Long-Distance Caregiving

Living away from your family can make caring for aging parents very difficult. Baby boomers have followed their dreams, built careers and settled all over the United States. But, as their parents age, the boomerang effect sets in. Children living far away, now need to be home to take care of aging parents. Boomeranging back to where they started is not easy.
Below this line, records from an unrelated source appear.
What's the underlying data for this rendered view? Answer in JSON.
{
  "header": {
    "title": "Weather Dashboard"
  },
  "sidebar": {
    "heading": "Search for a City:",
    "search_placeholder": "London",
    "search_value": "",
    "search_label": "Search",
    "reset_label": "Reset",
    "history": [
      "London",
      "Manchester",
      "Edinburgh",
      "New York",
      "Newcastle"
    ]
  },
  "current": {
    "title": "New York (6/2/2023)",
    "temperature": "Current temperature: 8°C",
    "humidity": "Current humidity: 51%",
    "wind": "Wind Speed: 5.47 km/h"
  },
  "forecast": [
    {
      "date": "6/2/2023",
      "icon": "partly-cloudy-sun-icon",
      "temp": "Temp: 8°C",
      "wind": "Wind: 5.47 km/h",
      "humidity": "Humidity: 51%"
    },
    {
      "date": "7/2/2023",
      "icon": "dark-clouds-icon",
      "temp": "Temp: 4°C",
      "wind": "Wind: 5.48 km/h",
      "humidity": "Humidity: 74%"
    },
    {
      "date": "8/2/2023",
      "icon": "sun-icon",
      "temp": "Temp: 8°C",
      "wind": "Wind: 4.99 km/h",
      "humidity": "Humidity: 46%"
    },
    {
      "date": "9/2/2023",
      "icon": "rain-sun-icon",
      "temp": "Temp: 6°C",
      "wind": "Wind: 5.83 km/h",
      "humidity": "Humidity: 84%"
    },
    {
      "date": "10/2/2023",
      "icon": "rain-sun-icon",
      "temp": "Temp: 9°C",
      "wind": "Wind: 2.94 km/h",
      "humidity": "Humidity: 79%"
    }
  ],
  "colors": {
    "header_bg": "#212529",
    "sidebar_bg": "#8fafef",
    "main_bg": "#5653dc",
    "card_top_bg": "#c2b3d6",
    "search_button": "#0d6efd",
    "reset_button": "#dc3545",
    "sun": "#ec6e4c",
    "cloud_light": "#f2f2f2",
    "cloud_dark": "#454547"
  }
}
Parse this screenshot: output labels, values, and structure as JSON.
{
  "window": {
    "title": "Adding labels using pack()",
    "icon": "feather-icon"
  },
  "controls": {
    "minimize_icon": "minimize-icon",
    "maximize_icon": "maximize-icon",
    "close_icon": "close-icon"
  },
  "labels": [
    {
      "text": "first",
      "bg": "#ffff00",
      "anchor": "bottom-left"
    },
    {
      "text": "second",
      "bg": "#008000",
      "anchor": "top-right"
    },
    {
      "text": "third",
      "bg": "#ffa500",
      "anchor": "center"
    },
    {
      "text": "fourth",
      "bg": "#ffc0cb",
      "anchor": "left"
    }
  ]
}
How do you know what is going on with your parents? Phone calls and widely spaced visits may not reveal the health needs of aging parents. When you do visit, play close attention to the physical appearance of your parents and their home.

Checklist

  • Is Mom not keeping house the way she always did?
  • Has their physical appearance changed and not in a good way?
  • What's in the refrigerator and the cupboards?
  • Look at the dates on the prescription bottles, have they been filled lately?
  • Does the date on the bottle match the amount of pills in the bottle? (i.e., make sure the medication is being taken. Some seniors do not take the correct dosage to save money)
  • Is the dirty laundry piled up?
  • Look for signs that their eyesight may be failing.
  • Is the TV louder than when you last visited?
  • Is one parent taking care of the other more now than before?
  • How do they get to doctor's appointments?
  • Let one of your parents drive you to the store. Should they still be driving?
  • Are unpaid bills laying around?
  • Are they still attending church and other social functions?
  • Are the smoke detectors working?

Before you leave, talk to your parents and get the following information:

  • Doctors' names and telephone numbers
  • Medication list
  • Pharmacy they use (the pharmacy may have a delivery service)
  • Grocery store they use (may also deliver)
  • Neighbor's telephone number(s)
  • Church they attend
  • Area Agency on Aging telephone number

Paying attention to your parents' daily routine will give you insight to what is really going on with them. Take the time to look and listen when you are home for a visit.

Develop a Support System

Getting the entire family involved is important. This is not always easy and you may not all agree on what is best for your parents, but it has to be done. If you cannot all meet in person, email or try a conference call. Everyone needs to be on the same page. Do not forget to let your parents be part of this process. They will know which neighbors they can depend on and how much help they need right now.

Be sensitive to what your parents want, especially when it comes to bringing strangers into their home. Having someone help with the cleaning makes perfect sense to you, but this is a stranger in their home. Giving up independence is also scary. Let your parents remain independent as long as possible. Helping them decide when they need help is the hard part.